Technology is saturatingly ubiquitous; it shapes the most intimate aspects of our lives and the aesthetics of our cultures in ways that we cannot imagine from year to year, let alone decade to decade - and yet so few of us take the time to consider it, to think, to understand throughout our myriad daily exchanges, from the solid flick of a light switch to the millions of solid-state switches inside a computer, its implications and meaning. This exhibition takes work with a thin but inclusive common thread: the use of electricity as a significant component of its creation and/or display, and considers it in the light of artists using technology and technology making art - encouraging the viewer to ponder these things along with the artists who have built the framework for this act of contemplation, interaction or surprise, and the technologies that have shaped and enabled the end results. It gives a framework, a context for thought.
Similarly, the simultaneously-released online and double CD compilation of experimental music and sound art that accompanies this exhibition, People Doing Strange Things With Electricity Too, draws contributions from as far as the dorkbot community reaches, and expresses sonically the kinds of questions dealt with in the physical exhibition: how does the use of technology change, expand, enable, restrict the practice of making art; what constitutes music in these new contexts or in old contexts revisited with a new battery of instruments and understanding, and what about the sounds made - incidentally or expressly - by technologies themselves?
The film screening of rare 1960's Electric Arts, curated by media arts historian Robin Oppenheimer and accompanying this exhibit gives a historical context to the work in the current exhibition and other works created by artists working with technology across the world.

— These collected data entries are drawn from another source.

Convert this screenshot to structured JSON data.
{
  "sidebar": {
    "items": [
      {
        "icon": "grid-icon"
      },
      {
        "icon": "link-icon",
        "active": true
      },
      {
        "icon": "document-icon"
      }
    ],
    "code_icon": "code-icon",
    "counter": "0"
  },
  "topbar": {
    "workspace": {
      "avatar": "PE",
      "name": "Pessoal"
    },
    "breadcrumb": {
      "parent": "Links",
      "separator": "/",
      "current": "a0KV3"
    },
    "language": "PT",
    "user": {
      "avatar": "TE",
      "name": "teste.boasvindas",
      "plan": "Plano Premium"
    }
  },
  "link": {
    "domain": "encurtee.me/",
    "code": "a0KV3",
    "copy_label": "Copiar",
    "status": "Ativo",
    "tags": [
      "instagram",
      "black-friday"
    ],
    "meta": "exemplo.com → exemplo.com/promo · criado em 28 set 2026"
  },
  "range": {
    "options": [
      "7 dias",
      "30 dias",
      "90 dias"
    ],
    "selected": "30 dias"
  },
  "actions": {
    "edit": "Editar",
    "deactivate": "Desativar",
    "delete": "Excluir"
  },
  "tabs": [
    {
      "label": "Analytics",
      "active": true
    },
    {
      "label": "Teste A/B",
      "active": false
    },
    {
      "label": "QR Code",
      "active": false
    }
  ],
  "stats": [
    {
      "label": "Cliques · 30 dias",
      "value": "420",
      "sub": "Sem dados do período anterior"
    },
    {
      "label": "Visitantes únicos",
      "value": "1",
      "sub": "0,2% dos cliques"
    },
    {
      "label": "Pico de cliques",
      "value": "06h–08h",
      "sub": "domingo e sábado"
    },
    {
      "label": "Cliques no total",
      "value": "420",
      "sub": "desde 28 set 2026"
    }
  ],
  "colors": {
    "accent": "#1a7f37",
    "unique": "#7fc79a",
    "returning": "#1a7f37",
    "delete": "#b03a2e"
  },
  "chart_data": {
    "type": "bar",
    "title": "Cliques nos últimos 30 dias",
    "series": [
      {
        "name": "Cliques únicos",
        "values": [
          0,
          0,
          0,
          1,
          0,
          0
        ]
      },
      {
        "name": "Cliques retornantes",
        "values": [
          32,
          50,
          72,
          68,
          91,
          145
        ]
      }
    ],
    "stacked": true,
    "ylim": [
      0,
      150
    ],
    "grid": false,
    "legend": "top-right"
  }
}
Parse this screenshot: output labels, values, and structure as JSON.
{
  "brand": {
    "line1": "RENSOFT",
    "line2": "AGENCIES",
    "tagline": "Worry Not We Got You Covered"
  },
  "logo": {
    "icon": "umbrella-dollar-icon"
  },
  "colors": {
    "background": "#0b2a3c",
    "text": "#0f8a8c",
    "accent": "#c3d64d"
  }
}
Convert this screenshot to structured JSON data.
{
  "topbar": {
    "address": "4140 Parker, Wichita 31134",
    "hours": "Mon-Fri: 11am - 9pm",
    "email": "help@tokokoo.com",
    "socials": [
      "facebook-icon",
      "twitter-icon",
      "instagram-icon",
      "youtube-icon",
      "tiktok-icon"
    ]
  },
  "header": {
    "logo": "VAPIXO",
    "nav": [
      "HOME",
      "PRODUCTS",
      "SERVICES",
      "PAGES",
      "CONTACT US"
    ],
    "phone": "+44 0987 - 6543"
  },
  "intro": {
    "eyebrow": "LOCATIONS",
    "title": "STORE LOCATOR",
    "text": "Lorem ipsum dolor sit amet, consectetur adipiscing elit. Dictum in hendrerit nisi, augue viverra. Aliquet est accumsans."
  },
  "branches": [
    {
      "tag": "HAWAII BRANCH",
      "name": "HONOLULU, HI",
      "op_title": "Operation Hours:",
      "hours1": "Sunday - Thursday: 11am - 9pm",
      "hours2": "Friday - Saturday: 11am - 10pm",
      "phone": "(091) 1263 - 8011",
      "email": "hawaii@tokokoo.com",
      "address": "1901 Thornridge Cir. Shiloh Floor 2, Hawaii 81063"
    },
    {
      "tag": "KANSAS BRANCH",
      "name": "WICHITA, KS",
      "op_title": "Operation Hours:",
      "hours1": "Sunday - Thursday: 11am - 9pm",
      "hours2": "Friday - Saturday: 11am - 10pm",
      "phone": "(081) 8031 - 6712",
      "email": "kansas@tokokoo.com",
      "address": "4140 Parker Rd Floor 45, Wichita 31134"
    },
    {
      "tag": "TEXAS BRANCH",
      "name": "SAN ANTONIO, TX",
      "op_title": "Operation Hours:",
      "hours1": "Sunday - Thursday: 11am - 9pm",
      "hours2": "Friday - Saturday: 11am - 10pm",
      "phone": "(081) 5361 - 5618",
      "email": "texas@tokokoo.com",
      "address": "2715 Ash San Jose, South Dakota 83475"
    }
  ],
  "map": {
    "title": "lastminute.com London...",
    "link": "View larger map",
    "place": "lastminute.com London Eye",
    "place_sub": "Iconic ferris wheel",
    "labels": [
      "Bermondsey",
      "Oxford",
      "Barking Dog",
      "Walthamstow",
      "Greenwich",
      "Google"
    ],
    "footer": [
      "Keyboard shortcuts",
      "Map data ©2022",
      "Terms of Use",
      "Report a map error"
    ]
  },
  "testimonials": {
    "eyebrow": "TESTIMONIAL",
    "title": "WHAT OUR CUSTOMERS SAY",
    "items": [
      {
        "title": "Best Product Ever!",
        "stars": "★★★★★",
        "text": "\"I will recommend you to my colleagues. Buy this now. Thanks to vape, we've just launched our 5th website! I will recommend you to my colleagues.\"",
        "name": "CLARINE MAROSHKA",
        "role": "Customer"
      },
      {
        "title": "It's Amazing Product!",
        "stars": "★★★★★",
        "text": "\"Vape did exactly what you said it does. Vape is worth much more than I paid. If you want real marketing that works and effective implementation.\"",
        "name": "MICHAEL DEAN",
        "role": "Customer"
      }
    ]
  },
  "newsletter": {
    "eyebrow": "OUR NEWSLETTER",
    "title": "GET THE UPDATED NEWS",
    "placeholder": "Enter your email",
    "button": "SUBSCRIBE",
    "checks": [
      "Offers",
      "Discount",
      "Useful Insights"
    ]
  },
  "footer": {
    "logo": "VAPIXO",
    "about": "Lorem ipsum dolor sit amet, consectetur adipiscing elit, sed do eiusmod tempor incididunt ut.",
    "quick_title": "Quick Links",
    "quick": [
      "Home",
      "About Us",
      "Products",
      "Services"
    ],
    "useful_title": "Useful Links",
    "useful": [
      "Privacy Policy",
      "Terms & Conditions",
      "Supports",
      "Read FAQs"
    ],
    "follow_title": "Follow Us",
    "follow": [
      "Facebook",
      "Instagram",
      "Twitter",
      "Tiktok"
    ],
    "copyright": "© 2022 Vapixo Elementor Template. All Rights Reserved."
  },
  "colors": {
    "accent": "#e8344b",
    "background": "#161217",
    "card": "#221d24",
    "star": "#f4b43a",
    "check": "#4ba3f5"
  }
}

It is astounding to see the depth and breadth of the innovation of artists for whom technologies omnipresent today were only just becoming accessible, as they grasped, reinterpreted, re-contextualized and exploded the opportunities presented by early consumable technologies such as contact microphones, sensors, infra-red cameras, video and television in ways still easily recognizable today, but at a scale and scope rarely seen even now. In some ways the very ubiquity of so many of these technologies today means that we have perhaps become complacent about pushing boundaries at the edge of invention. Rauschenberg, Tinguely, Kluver et al challenge us to do more.
Some of the works in this exhibition, or on the double CD, are mildly odd. Some are very strange indeed. Some are funny, some are disconcerting; some are so intense they are almost physically unbearable, and others are deeply comforting. All use electricity; none would exist without it - and these days, with electricity almost as essential as breathing, neither would we. Welcome to People Dong Strange Things With Electricity II.
Kate Seekings curated People Doing Strange Things With Electricity II and People Doing Strange Things With Electricity Too, and puts together the monthly dorkbot-sea meetings.